Il ne faut pas que par manque d'effectifs, de formation, de pugnacité,
ces flics ne soient que des « communicants ».
Le
problème est simple : s'ils sont capables d'empêcher
une bande de caïds de racketter une boulangerie ou une épicerie,
c'est une vraie Police de proximité, s'ils n'en sont pas
capables, il faut trouver d'autres solutions.
13)
Des milliards ont été injectés depuis des
années dans la politique de la Ville et les résultats
se font toujours attendre. Pourquoi une telle fuite en avant ?
Je
pense qu'il y a la crainte de dire vraiment les choses telles
qu'elles sont : il est plus facile de faire voter des allocations
de crédits pour calmer la « colère des banlieues
» et, de toute façon, jamais personne ne mesurera
précisément les effets positifs ou négatifs
de ces milliards qui sont injectés.
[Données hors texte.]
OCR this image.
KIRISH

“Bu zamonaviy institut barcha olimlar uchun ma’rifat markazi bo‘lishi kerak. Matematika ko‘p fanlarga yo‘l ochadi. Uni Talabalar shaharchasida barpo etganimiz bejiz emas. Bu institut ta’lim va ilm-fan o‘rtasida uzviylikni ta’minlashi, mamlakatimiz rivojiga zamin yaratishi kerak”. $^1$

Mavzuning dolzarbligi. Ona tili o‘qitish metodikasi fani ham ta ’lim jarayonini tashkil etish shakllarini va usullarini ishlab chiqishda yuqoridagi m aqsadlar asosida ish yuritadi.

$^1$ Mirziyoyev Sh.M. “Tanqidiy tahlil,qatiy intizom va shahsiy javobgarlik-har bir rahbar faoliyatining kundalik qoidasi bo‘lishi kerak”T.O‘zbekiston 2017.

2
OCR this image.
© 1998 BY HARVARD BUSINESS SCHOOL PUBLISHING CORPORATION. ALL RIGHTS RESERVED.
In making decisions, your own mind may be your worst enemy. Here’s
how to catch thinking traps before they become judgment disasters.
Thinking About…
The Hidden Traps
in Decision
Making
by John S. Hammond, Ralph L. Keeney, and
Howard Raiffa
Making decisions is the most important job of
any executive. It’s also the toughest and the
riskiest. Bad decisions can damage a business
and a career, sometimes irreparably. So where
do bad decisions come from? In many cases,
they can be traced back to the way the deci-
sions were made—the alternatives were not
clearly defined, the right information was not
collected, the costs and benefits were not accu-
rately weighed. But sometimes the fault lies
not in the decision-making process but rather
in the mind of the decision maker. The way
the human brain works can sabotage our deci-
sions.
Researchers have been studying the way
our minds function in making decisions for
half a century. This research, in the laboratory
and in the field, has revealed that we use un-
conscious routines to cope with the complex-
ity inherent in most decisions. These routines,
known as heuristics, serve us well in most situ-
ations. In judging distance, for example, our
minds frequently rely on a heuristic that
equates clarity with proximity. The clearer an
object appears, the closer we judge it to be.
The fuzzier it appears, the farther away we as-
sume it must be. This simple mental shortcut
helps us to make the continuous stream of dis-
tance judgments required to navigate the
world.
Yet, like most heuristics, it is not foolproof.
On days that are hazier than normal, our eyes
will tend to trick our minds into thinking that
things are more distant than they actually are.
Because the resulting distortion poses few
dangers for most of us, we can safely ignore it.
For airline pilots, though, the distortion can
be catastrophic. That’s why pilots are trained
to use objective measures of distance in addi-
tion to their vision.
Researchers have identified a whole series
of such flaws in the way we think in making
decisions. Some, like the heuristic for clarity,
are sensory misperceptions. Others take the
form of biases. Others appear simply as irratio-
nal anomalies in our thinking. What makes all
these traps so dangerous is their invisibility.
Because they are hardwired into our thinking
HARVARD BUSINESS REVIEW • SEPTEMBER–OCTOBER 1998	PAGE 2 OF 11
C'est une approche
technique, assimilable à une fuite en avant qui dispense
de solutions de remplacement vraisemblablement coûteuses
en termes d'image.
14)
Vous êtes hostile à l'entrée de la Turquie
dans l'Union, quelles sont les raisons qui vous poussent à
défendre cette position ?
Je
suis hostile à l'entrée de la Turquie pour plusieurs
raisons. La première est géographique, la Turquie
n'étant pas dans l'Europe, malgré son excroissance
continentale. La seconde est que la Turquie, malgré les
apparences, n'est pas démocratique. La Turquie est également
un pays musulman, aujourd'hui présentable mais qui demain
peut, comme cela s'est passé en Palestine, voir l'arrivée
au pouvoir de partis islamistes radicaux, et l'application de
la Charia.
Ce
n'est pas une vue de l'esprit, c'est tout à fait possible.
Il
ne me viendrait pas à l'idée de contester aux musulmans
l'application de la Charia s'ils le désirent, mais cette
« régulation sociale » est tellement imbriquée
dans le religieux et tellement contraire à tout ce que
nous défendons depuis des siècles, que je me vois
mal accepter, ne fut-ce que dans une hypothèse lointaine,
de la voir instituée dans un pays devenu européen.